2019 television documentary series

1969 is an American six-part television documentary series on the events of the year 1969 which aired on ABC in 2019.

The series tells behind the scenes stories of major events on the year 1969, such as the Apollo 11 Moon landing and the Woodstock music festival. It includes interviews with some of those who were part of the events.

==Episodes==

| No. | Title | Directed by | Written by | Original release date | U.S. viewers (millions) |
|---|---|---|---|---|---|
| 1 | "Moon Shot" | Jeanmarie Condon | Jeanmarie Condon | April 23, 2019 | 2.95 |
| 2 | "Manson Girls" | Sean Gullette | Jeanmarie Condon | April 30, 2019 | 2.38 |
| 3 | "The Girl in the Car" | Jeanmarie Condon | Jeanmarie Condon | May 7, 2019 | 2.64 |
| 4 | "The FBI and the Panther" | Cyndee Readdean | Jeanmarie Condon | May 14, 2019 | 1.80 |
| 5 | "Generation Woodstock" | Sean Gullette | Jeanmarie Condon | May 21, 2019 | 1.93 |
| 6 | "Fortunate Sons" | Jeanmarie Condon | Jeanmarie Condon | May 28, 2019 | 2.32 |

==Reception==
Verne Gay of Newsday called the first episode about Apollo 11 "an essential and long overdue reminder" of how the event was the work of many. He said the episode made an "honorable effort" to include the women who contributed to the Moon landing, made necessary by the 2016 book and film Hidden Figures, and largely ignored by other stories told about the event. Of a later episode about the Chappaquiddick incident, Gay said, "Alas ... [this] episode makes a hard landing back to Earth."

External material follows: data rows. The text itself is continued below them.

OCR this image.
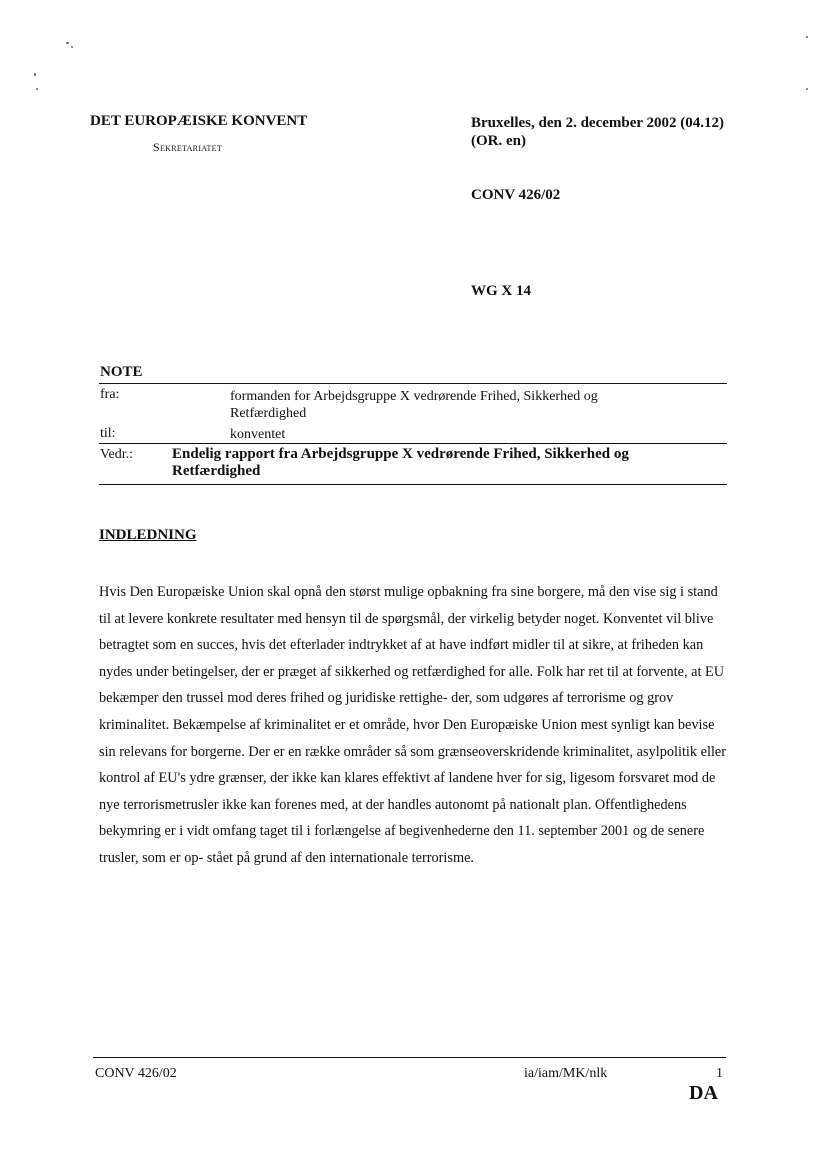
DET EUROPÆISKE KONVENT
Sekretariatet
Bruxelles, den 2. december 2002 (04.12)
(OR. en)
CONV 426/02
WG X 14
NOTE
fra:	formanden for Arbejdsgruppe X vedrørende Frihed, Sikkerhed og Retfærdighed
til:	konventet
Vedr.:	Endelig rapport fra Arbejdsgruppe X vedrørende Frihed, Sikkerhed og Retfærdighed
INDLEDNING

Hvis Den Europæiske Union skal opnå den størst mulige opbakning fra sine borgere, må den vise sig i stand til at levere konkrete resultater med hensyn til de spørgsmål, der virkelig betyder noget. Konventet vil blive betragtet som en succes, hvis det efterlader indtrykket af at have indført midler til at sikre, at friheden kan nydes under betingelser, der er præget af sikkerhed og retfærdighed for alle. Folk har ret til at forvente, at EU bekæmper den trussel mod deres frihed og juridiske rettighe- der, som udgøres af terrorisme og grov kriminalitet. Bekæmpelse af kriminalitet er et område, hvor Den Europæiske Union mest synligt kan bevise sin relevans for borgerne. Der er en række områder så som grænseoverskridende kriminalitet, asylpolitik eller kontrol af EU's ydre grænser, der ikke kan klares effektivt af landene hver for sig, ligesom forsvaret mod de nye terrorismetrusler ikke kan forenes med, at der handles autonomt på nationalt plan. Offentlighedens bekymring er i vidt omfang taget til i forlængelse af begivenhederne den 11. september 2001 og de senere trusler, som er op- stået på grund af den internationale terrorisme.

CONV 426/02	ia/iam/MK/nlk	1
DA
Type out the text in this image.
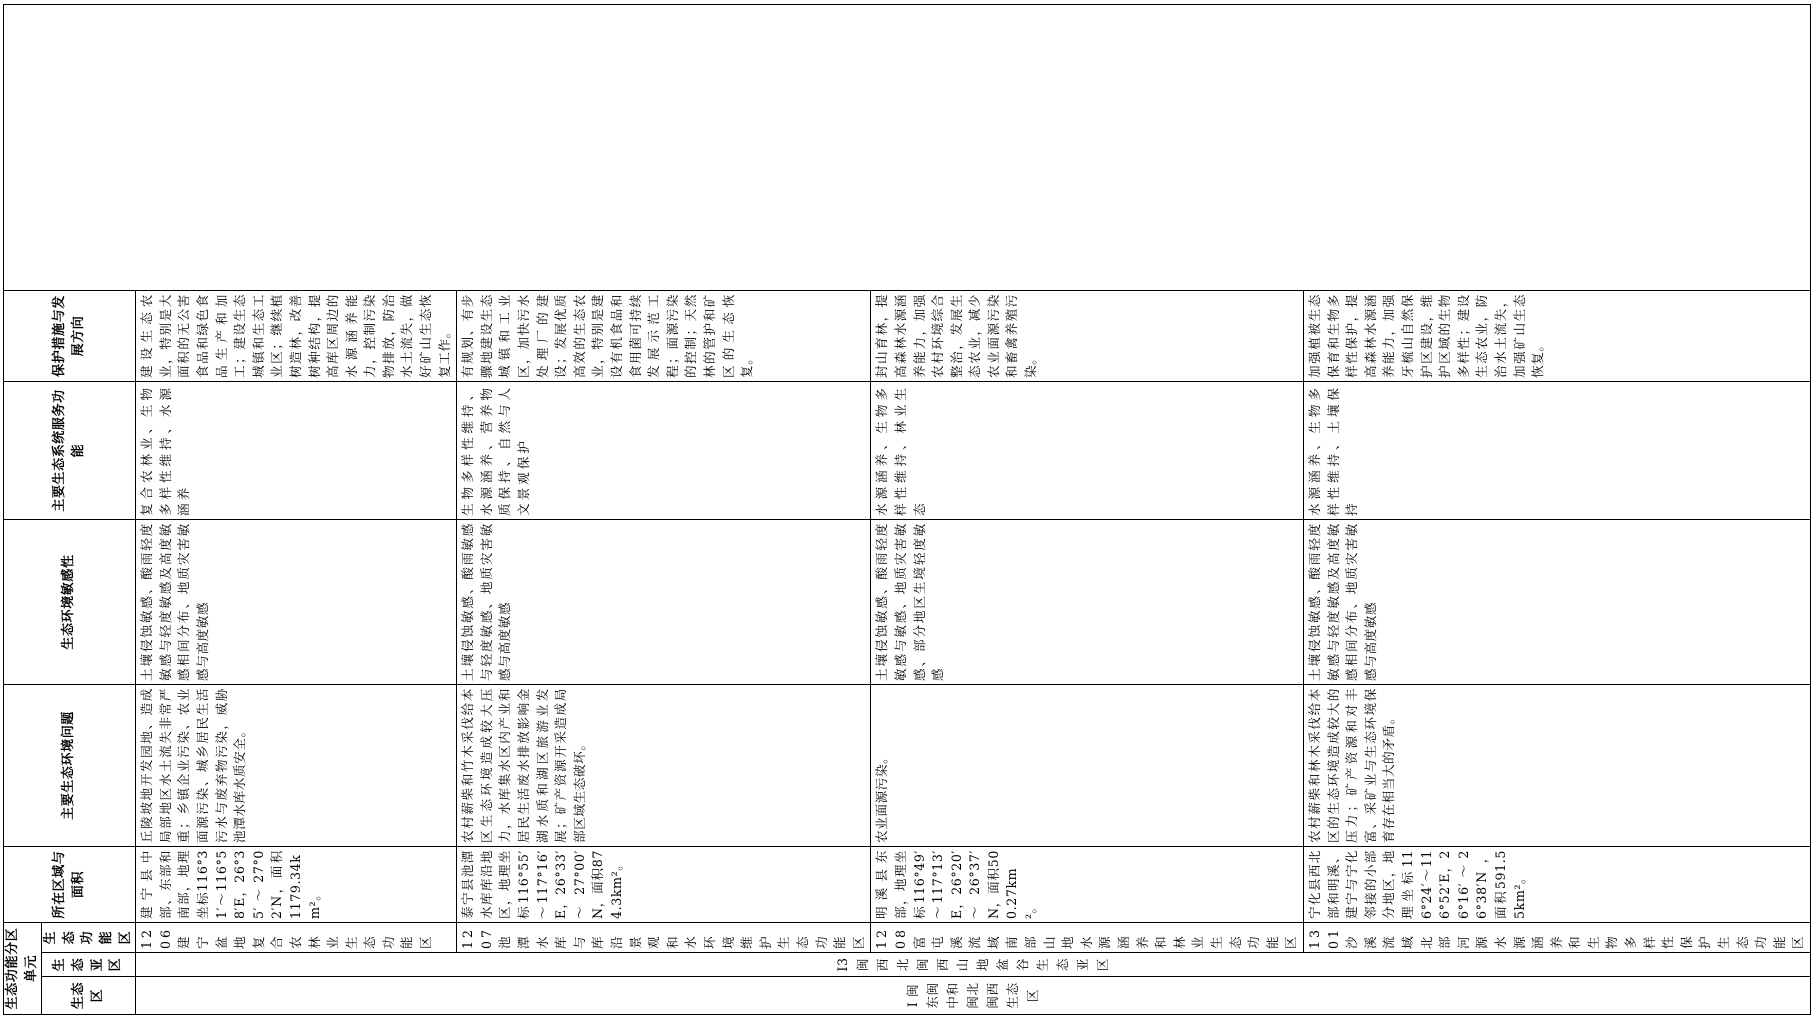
生态功能分区单元			所在区域与面积	主要生态环境问题	生态环境敏感性	主要生态系统服务功能	保护措施与发展方向
生态区	生态亚区	生态功能区					
Ⅰ 闽东闽中和闽北闽西生态区	Ⅰ3 闽西北闽西山地盆谷生态亚区	1206 建宁盆地复合农林业生态功能区	建宁县中部、东部和南部，地理坐标116°31′～116°58′E，26°35′～27°02′N，面积1179.34km²。	丘陵坡地开发园地、造成局部地区水土流失非常严重；乡镇企业污染、农业面源污染、城乡居民生活污水与废弃物污染，威胁池潭水库水质安全。	土壤侵蚀敏感、酸雨轻度敏感与轻度敏感及高度敏感相间分布、地质灾害敏感与高度敏感	复合农林业、生物多样性维持、水源涵养	建设生态农业，特别是大面积的无公害食品和绿色食品生产和加工；建设生态城镇和生态工业区；继续植树造林，改善树种结构，提高库区周边的水源涵养能力，控制污染物排放，防治水土流失，做好矿山生态恢复工作。
		1207 池潭水库与库沿景观和水环境维护生态功能区	泰宁县池潭水库库沿地区，地理坐标116°55′～117°16′E，26°33′～27°00′N，面积874.3km²。	农村薪柴和竹木采伐给本区生态环境造成较大压力，水库集水区内产业和居民生活废水排放影响金湖水质和湖区旅游业发展；矿产资源开采造成局部区域生态破坏。	土壤侵蚀敏感、酸雨敏感与轻度敏感、地质灾害敏感与高度敏感	生物多样性维持、水源涵养、营养物质保持、自然与人文景观保护	有规划、有步骤地建设生态城镇和工业区，加快污水处理厂的建设；发展优质高效的生态农业，特别是建设有机食品和食用菌可持续发展示范工程；面源污染的控制；天然林的管护和矿区的生态恢复。
		1208 富屯溪流域南部山地水源涵养和林业生态功能区	明溪县东部，地理坐标116°49′～117°13′E，26°20′～26°37′N，面积500.27km²。	农业面源污染。	土壤侵蚀敏感、酸雨轻度敏感与敏感、地质灾害敏感、部分地区生境轻度敏感	水源涵养、生物多样性维持、林业生态	封山育林，提高森林水源涵养能力，加强农村环境综合整治，发展生态农业，减少农业面源污染和畜禽养殖污染。
		1301 沙溪流域北部河源水源涵养和生物多样性保护生态功能区	宁化县西北部和明溪、建宁与宁化邻接的小部分地区，地理坐标116°24′～116°52′E，26°16′～26°38′N，面积591.55km²。	农村薪柴和林木采伐给本区的生态环境造成较大的压力；矿产资源和对丰富、采矿业与生态环境保育存在相当大的矛盾。	土壤侵蚀敏感、酸雨轻度敏感与轻度敏感及高度敏感相间分布、地质灾害敏感与高度敏感	水源涵养、生物多样性维持、土壤保持	加强植被生态保育和生物多样性保护，提高森林水源涵养能力，加强牙梳山自然保护区建设，维护区域的生物多样性；建设生态农业，防治水土流失，加强矿山生态恢复。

A review in Vox framed the Manson Girls episode in #metoo terms. "There's a Manson girl counternarrative now"[...]"The women of the Manson family who didn't go to prison have spoken out about their treatment at Manson's hands, and they are beginning to find an audience [...] as these women continue to insist on their identities as not just 'the Manson girls' but as agents and human beings in their own right, popular culture is starting to take notice."